The OBR’s economic and fiscal forecast errors were smaller on average during the pre-Covid/Ukraine decade than previously under the Treasury, then unsurprisingly larger. But whether the Treasury would have done better in parallel is impossible to know. And benchmarking against external forecasts is misleading because they typically include expectations of how policy might change which OBR forecasts explicitly do not.

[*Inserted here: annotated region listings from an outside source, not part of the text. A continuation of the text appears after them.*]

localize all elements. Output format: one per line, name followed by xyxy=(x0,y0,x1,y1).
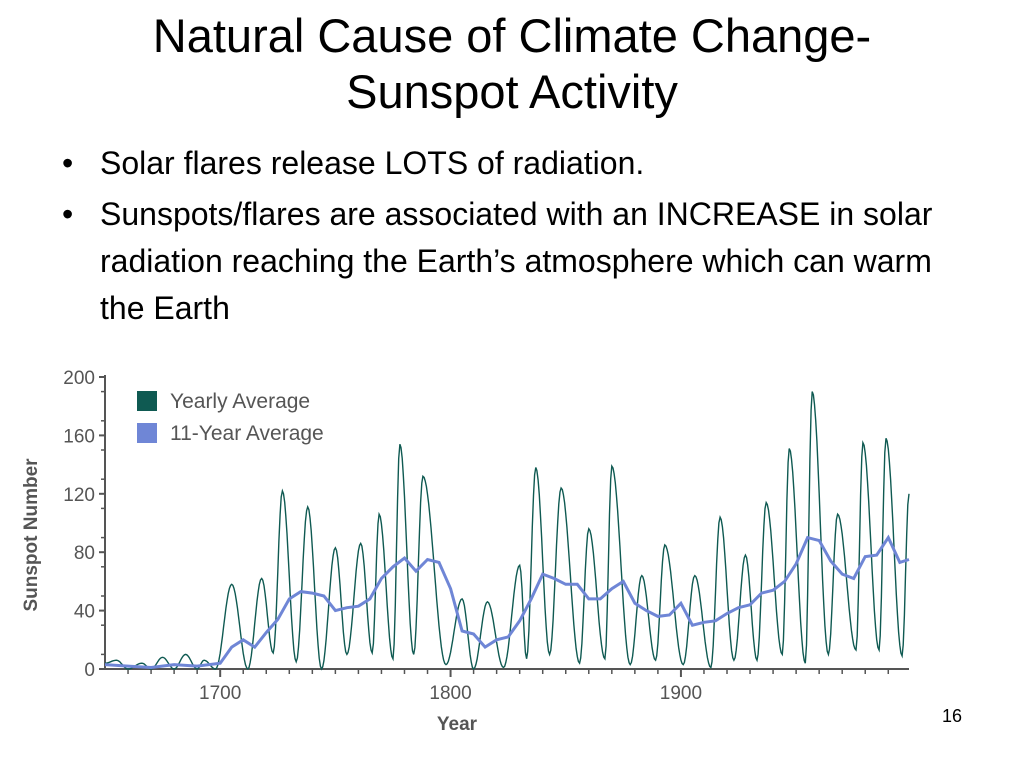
y-tick-label: 80 xyxy=(74,543,95,564)
y-axis-title: Sunspot Number xyxy=(21,458,42,612)
bullet-list: • Solar flares release LOTS of radiation.… xyxy=(62,140,982,336)
bullet-text: Solar flares release LOTS of radiation. xyxy=(100,145,645,181)
y-tick-label: 160 xyxy=(63,426,95,447)
sunspot-chart: 0 40 80 120 160 200 1700 1800 1900 Year Sunspot Nu… xyxy=(21,368,910,735)
x-tick-label: 1900 xyxy=(660,683,702,704)
y-tick-label: 120 xyxy=(63,485,95,506)
y-tick-label: 200 xyxy=(63,368,95,389)
bullet-item: • Solar flares release LOTS of radiation. xyxy=(62,140,982,187)
slide-title-line-1: Natural Cause of Climate Change- xyxy=(152,9,872,62)
legend-swatch-yearly xyxy=(137,391,157,411)
bullet-dot: • xyxy=(62,196,74,232)
legend-label-yearly: Yearly Average xyxy=(170,390,310,413)
y-tick-label: 40 xyxy=(74,602,95,623)
y-tick-label: 0 xyxy=(84,660,95,681)
x-tick-label: 1700 xyxy=(199,683,241,704)
slide-title-line-2: Sunspot Activity xyxy=(346,65,678,118)
bullet-text: Sunspots/flares are associated with an I… xyxy=(100,196,933,326)
slide-title: Natural Cause of Climate Change- Sunspot… xyxy=(0,8,1024,120)
legend-label-eleven-year: 11-Year Average xyxy=(170,422,324,445)
x-axis-title: Year xyxy=(437,714,478,735)
legend-swatch-eleven-year xyxy=(137,423,157,443)
bullet-item: • Sunspots/flares are associated with an … xyxy=(62,191,982,332)
slide-number: 16 xyxy=(941,706,962,726)
eleven-year-average-line xyxy=(104,534,910,670)
bullet-dot: • xyxy=(62,145,74,181)
x-tick-label: 1800 xyxy=(429,683,471,704)
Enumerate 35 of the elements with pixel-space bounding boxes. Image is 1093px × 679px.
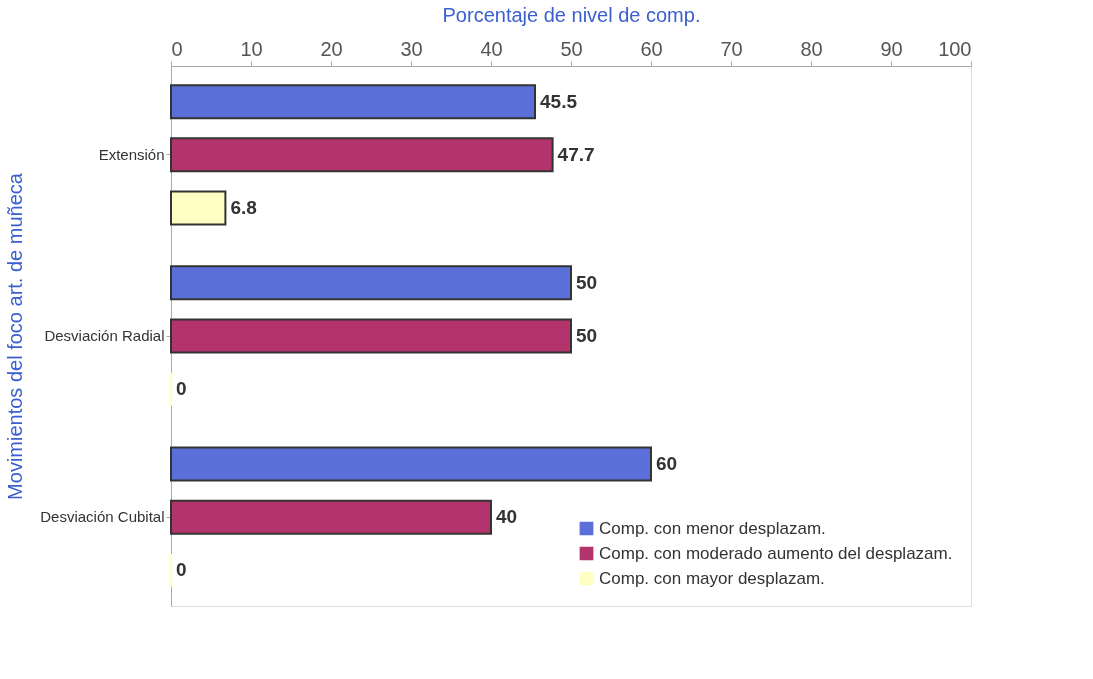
data-label: 60 — [656, 453, 678, 475]
bar — [170, 137, 554, 173]
y-tick-label: Desviación Radial — [44, 327, 165, 344]
data-label: 47.7 — [557, 143, 595, 165]
bar — [170, 265, 572, 301]
data-label: 0 — [176, 559, 187, 581]
y-tick-label: Desviación Cubital — [40, 508, 165, 526]
data-label: 50 — [576, 271, 598, 293]
data-label: 6.8 — [230, 196, 257, 218]
x-tick-label: 90 — [880, 37, 903, 60]
x-tick-label: 60 — [640, 37, 663, 60]
bar — [170, 318, 572, 354]
x-tick-label: 30 — [400, 37, 423, 60]
x-tick-label: 20 — [320, 37, 343, 60]
x-tick-label: 50 — [560, 37, 583, 60]
x-tick-label: 40 — [480, 37, 503, 60]
x-tick-label: 10 — [240, 37, 263, 60]
legend-label: Comp. con mayor desplazam. — [599, 568, 825, 588]
legend-label: Comp. con menor desplazam. — [599, 518, 826, 538]
legend-label: Comp. con moderado aumento del desplazam. — [599, 543, 953, 563]
x-tick-label: 0 — [171, 37, 183, 60]
data-label: 40 — [496, 506, 518, 528]
y-tick-label: Extensión — [98, 145, 165, 163]
bar — [170, 190, 227, 226]
bar — [170, 499, 492, 535]
x-tick-label: 100 — [938, 37, 972, 60]
y-axis-title: Movimientos del foco art. de muñeca — [4, 172, 27, 500]
bar — [170, 84, 536, 120]
bar — [170, 446, 652, 482]
x-axis-title: Porcentaje de nivel de comp. — [442, 3, 701, 26]
x-tick-label: 80 — [800, 37, 823, 60]
data-label: 45.5 — [540, 90, 578, 112]
data-label: 50 — [576, 325, 598, 346]
x-tick-label: 70 — [720, 37, 743, 60]
data-label: 0 — [176, 378, 187, 400]
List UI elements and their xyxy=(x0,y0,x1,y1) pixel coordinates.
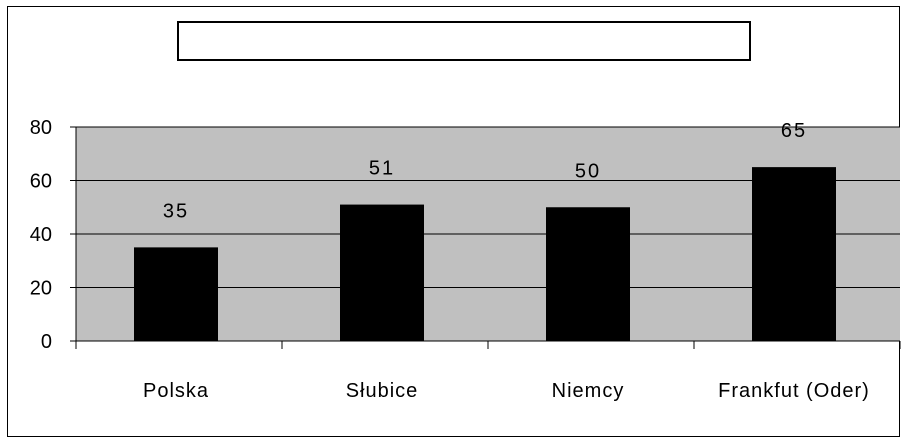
y-tick-label-20: 20 xyxy=(30,278,52,300)
category-label-0: Polska xyxy=(143,380,209,402)
category-label-3: Frankfut (Oder) xyxy=(718,380,870,402)
bar-1 xyxy=(340,204,424,341)
data-labels: 35 51 50 65 xyxy=(163,120,807,222)
chart-title-box xyxy=(177,21,751,61)
y-tick-label-0: 0 xyxy=(41,331,52,353)
data-label-2: 50 xyxy=(575,160,601,182)
category-label-2: Niemcy xyxy=(552,380,625,402)
y-tick-label-60: 60 xyxy=(30,171,52,193)
category-label-1: Słubice xyxy=(346,380,419,402)
y-tick-label-80: 80 xyxy=(30,117,52,139)
bar-3 xyxy=(752,167,836,341)
data-label-3: 65 xyxy=(781,120,807,142)
bars xyxy=(134,167,836,341)
y-tick-label-40: 40 xyxy=(30,224,52,246)
bar-2 xyxy=(546,207,630,341)
category-labels: Polska Słubice Niemcy Frankfut (Oder) xyxy=(143,380,870,402)
x-axis xyxy=(75,127,901,349)
bar-0 xyxy=(134,247,218,341)
y-axis-ticks: 0 20 40 60 80 xyxy=(30,117,76,353)
data-label-1: 51 xyxy=(369,158,395,180)
data-label-0: 35 xyxy=(163,200,189,222)
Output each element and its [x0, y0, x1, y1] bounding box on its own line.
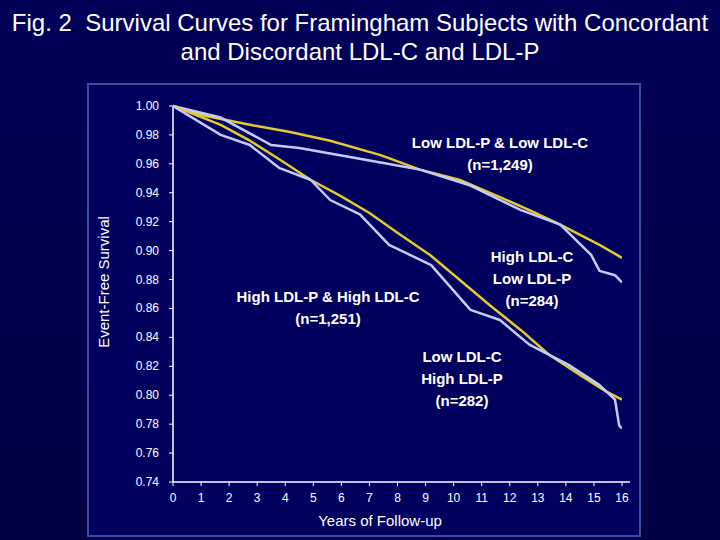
- x-tick: [201, 482, 202, 486]
- y-tick: [169, 163, 173, 164]
- x-tick-label: 8: [394, 491, 401, 505]
- x-tick-label: 11: [475, 491, 488, 505]
- annotation: Low LDL-C: [422, 348, 501, 365]
- annotation: (n=1,251): [295, 310, 360, 327]
- x-tick: [509, 482, 510, 486]
- y-tick: [169, 395, 173, 396]
- y-tick: [169, 424, 173, 425]
- x-tick-label: 14: [559, 491, 573, 505]
- y-tick: [169, 221, 173, 222]
- x-tick-label: 0: [170, 491, 177, 505]
- y-tick-label: 1.00: [136, 99, 160, 113]
- series-group: [173, 106, 622, 428]
- y-tick-label: 0.86: [136, 301, 160, 315]
- x-tick-label: 7: [366, 491, 373, 505]
- x-tick-label: 6: [338, 491, 345, 505]
- y-tick: [169, 337, 173, 338]
- y-tick: [169, 106, 173, 107]
- x-tick-label: 5: [310, 491, 317, 505]
- x-tick: [481, 482, 482, 486]
- x-tick: [257, 482, 258, 486]
- y-tick: [169, 453, 173, 454]
- annotation: (n=1,249): [467, 156, 532, 173]
- y-tick: [169, 366, 173, 367]
- y-tick: [169, 192, 173, 193]
- x-tick-label: 10: [447, 491, 461, 505]
- x-tick: [622, 482, 623, 486]
- survival-line: [173, 106, 622, 282]
- x-tick-label: 4: [282, 491, 289, 505]
- x-tick-label: 9: [422, 491, 429, 505]
- title: Fig. 2 Survival Curves for Framingham Su…: [10, 8, 710, 66]
- x-tick: [369, 482, 370, 486]
- y-tick-label: 0.84: [136, 330, 160, 344]
- x-tick: [397, 482, 398, 486]
- x-tick: [173, 482, 174, 486]
- y-tick-label: 0.74: [136, 475, 160, 489]
- annotation: (n=282): [436, 392, 489, 409]
- x-tick-label: 13: [531, 491, 545, 505]
- x-tick: [453, 482, 454, 486]
- y-tick-label: 0.98: [136, 128, 160, 142]
- y-tick-label: 0.76: [136, 446, 160, 460]
- x-tick: [565, 482, 566, 486]
- annotation: High LDL-C: [491, 248, 574, 265]
- y-tick-label: 0.96: [136, 157, 160, 171]
- y-tick-label: 0.90: [136, 244, 160, 258]
- survival-line: [173, 106, 622, 428]
- x-axis: [173, 481, 630, 483]
- x-tick: [313, 482, 314, 486]
- panel: [88, 84, 640, 536]
- y-tick: [169, 308, 173, 309]
- x-tick-label: 15: [587, 491, 601, 505]
- y-tick-label: 0.78: [136, 417, 160, 431]
- x-tick-label: 2: [226, 491, 233, 505]
- chart: 0.74 0.76 0.78 0.80 0.82 0.84 0.86 0.88 0.90 0.92…: [0, 0, 720, 540]
- x-tick-label: 3: [254, 491, 261, 505]
- x-tick: [593, 482, 594, 486]
- x-tick: [341, 482, 342, 486]
- y-tick-label: 0.94: [136, 186, 160, 200]
- y-axis: [172, 106, 174, 482]
- annotation: Low LDL-P: [493, 270, 571, 287]
- x-tick-label: 16: [615, 491, 629, 505]
- x-tick: [285, 482, 286, 486]
- x-axis-label: Years of Follow-up: [318, 512, 442, 529]
- y-tick-label: 0.80: [136, 388, 160, 402]
- y-tick-label: 0.88: [136, 273, 160, 287]
- x-tick: [229, 482, 230, 486]
- y-tick-label: 0.92: [136, 215, 160, 229]
- x-tick: [425, 482, 426, 486]
- page: Fig. 2 Survival Curves for Framingham Su…: [0, 0, 720, 540]
- y-tick: [169, 134, 173, 135]
- y-axis-label: Event-Free Survival: [95, 216, 112, 348]
- annotation: (n=284): [506, 292, 559, 309]
- x-tick: [537, 482, 538, 486]
- x-tick-label: 12: [503, 491, 517, 505]
- annotation: High LDL-P & High LDL-C: [236, 288, 419, 305]
- x-tick-label: 1: [198, 491, 205, 505]
- y-tick: [169, 279, 173, 280]
- y-tick: [169, 250, 173, 251]
- y-tick-label: 0.82: [136, 359, 160, 373]
- survival-line: [173, 106, 622, 400]
- annotation: High LDL-P: [421, 370, 503, 387]
- y-tick: [169, 482, 173, 483]
- annotation: Low LDL-P & Low LDL-C: [412, 134, 589, 151]
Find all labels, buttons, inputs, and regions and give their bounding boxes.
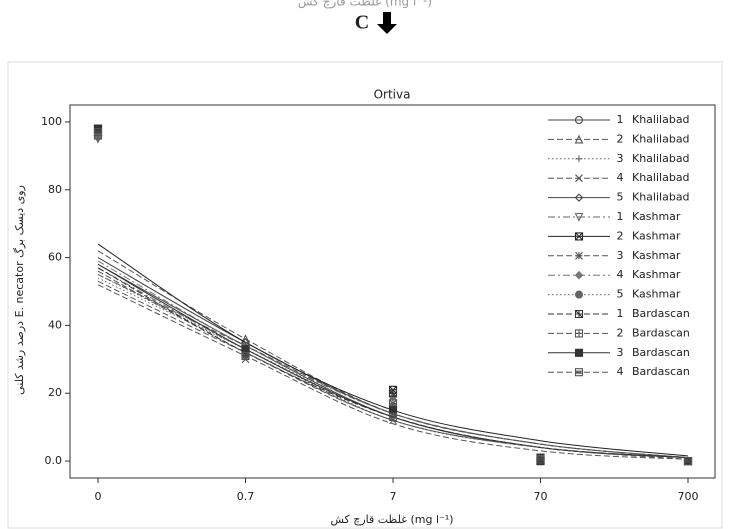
marker (574, 348, 584, 357)
marker (683, 456, 693, 466)
series: 4 Khalilabad (94, 131, 692, 465)
legend-isolate: 5 (617, 288, 624, 301)
legend-isolate: 5 (617, 191, 624, 204)
marker (241, 351, 250, 360)
legend-isolate: 1 (617, 210, 624, 223)
marker (388, 406, 398, 415)
y-tick-label: 40 (48, 318, 62, 331)
marker (575, 155, 583, 163)
legend-name: Kashmar (632, 249, 681, 262)
legend-name: Bardascan (632, 326, 690, 339)
arrow (377, 12, 397, 34)
marker (93, 128, 103, 137)
x-tick-label: 7 (390, 490, 397, 503)
top-caption: غلظت قارچ کش (mg l⁻¹) (298, 0, 432, 10)
x-axis-label: غلظت قارچ کش (mg l⁻¹) (330, 513, 453, 526)
marker (574, 115, 584, 125)
marker (574, 290, 584, 299)
legend-isolate: 1 (617, 113, 624, 126)
marker (575, 174, 583, 183)
legend-name: Khalilabad (632, 171, 690, 184)
marker (574, 232, 584, 241)
legend-isolate: 4 (617, 365, 624, 378)
y-tick-label: 0.0 (45, 454, 63, 467)
panel-frame (7, 61, 723, 529)
x-tick-label: 700 (678, 490, 699, 503)
legend-isolate: 3 (617, 249, 624, 262)
y-tick-label: 100 (41, 115, 62, 128)
marker (574, 270, 584, 280)
series: 1 Bardascan (93, 124, 693, 466)
legend-isolate: 1 (617, 307, 624, 320)
x-tick-label: 0 (95, 490, 102, 503)
legend-name: Kashmar (632, 288, 681, 301)
marker (574, 193, 584, 202)
marker (388, 412, 398, 422)
legend-name: Kashmar (632, 268, 681, 281)
y-tick-label: 60 (48, 251, 62, 264)
legend-name: Khalilabad (632, 113, 690, 126)
chart-title: Ortiva (374, 88, 411, 102)
marker (536, 455, 545, 464)
legend-name: Khalilabad (632, 191, 690, 204)
panel-label: C (355, 12, 369, 34)
legend-isolate: 2 (617, 326, 624, 339)
x-tick-label: 0.7 (237, 490, 255, 503)
marker (241, 345, 250, 354)
marker (683, 456, 693, 466)
legend-name: Khalilabad (632, 152, 690, 165)
legend-isolate: 2 (617, 132, 624, 145)
marker (574, 309, 584, 319)
legend-isolate: 4 (617, 171, 624, 184)
legend-isolate: 3 (617, 346, 624, 359)
legend-isolate: 4 (617, 268, 624, 281)
y-tick-label: 80 (48, 183, 62, 196)
fit-curve (97, 284, 689, 460)
legend-name: Bardascan (632, 365, 690, 378)
legend-name: Kashmar (632, 229, 681, 242)
marker (388, 389, 398, 398)
marker (574, 368, 584, 377)
marker (574, 134, 584, 144)
marker (574, 212, 584, 222)
legend-name: Bardascan (632, 307, 690, 320)
marker (574, 329, 584, 338)
x-tick-label: 70 (534, 490, 548, 503)
marker (575, 251, 583, 260)
y-tick-label: 20 (48, 386, 62, 399)
legend-name: Bardascan (632, 346, 690, 359)
series: 4 Bardascan (93, 128, 693, 466)
y-axis-label: درصد رشد کلنی E. necator روی دیسک برگ (13, 185, 26, 395)
legend-isolate: 3 (617, 152, 624, 165)
legend-name: Kashmar (632, 210, 681, 223)
legend-isolate: 2 (617, 229, 624, 242)
legend-name: Khalilabad (632, 132, 690, 145)
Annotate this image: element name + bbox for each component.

But I would argue (with obvious bias) that the OBR’s biggest contribution – which alone justifies the experiment – is the transparency and scrutiny that it has brought to the public finances, built on a foundation of independence, openness, professional judgement and thoughtful communication. People are bound to disagree with some of its forecast judgements, and I am sure that there are many things it could or should have done better. But when governments are taxing, spending, borrowing and lending many billions of pounds of our money, having some independent experts keep a beady eye on what they are doing is no bad thing.

 

Robert Chote was Chairman of the Office of Budget Responsibility from 2010 to 2020. He is currently Chair of the UK Statistics Authority and the Northern Ireland Fiscal Council, but writes here in a personal capacity.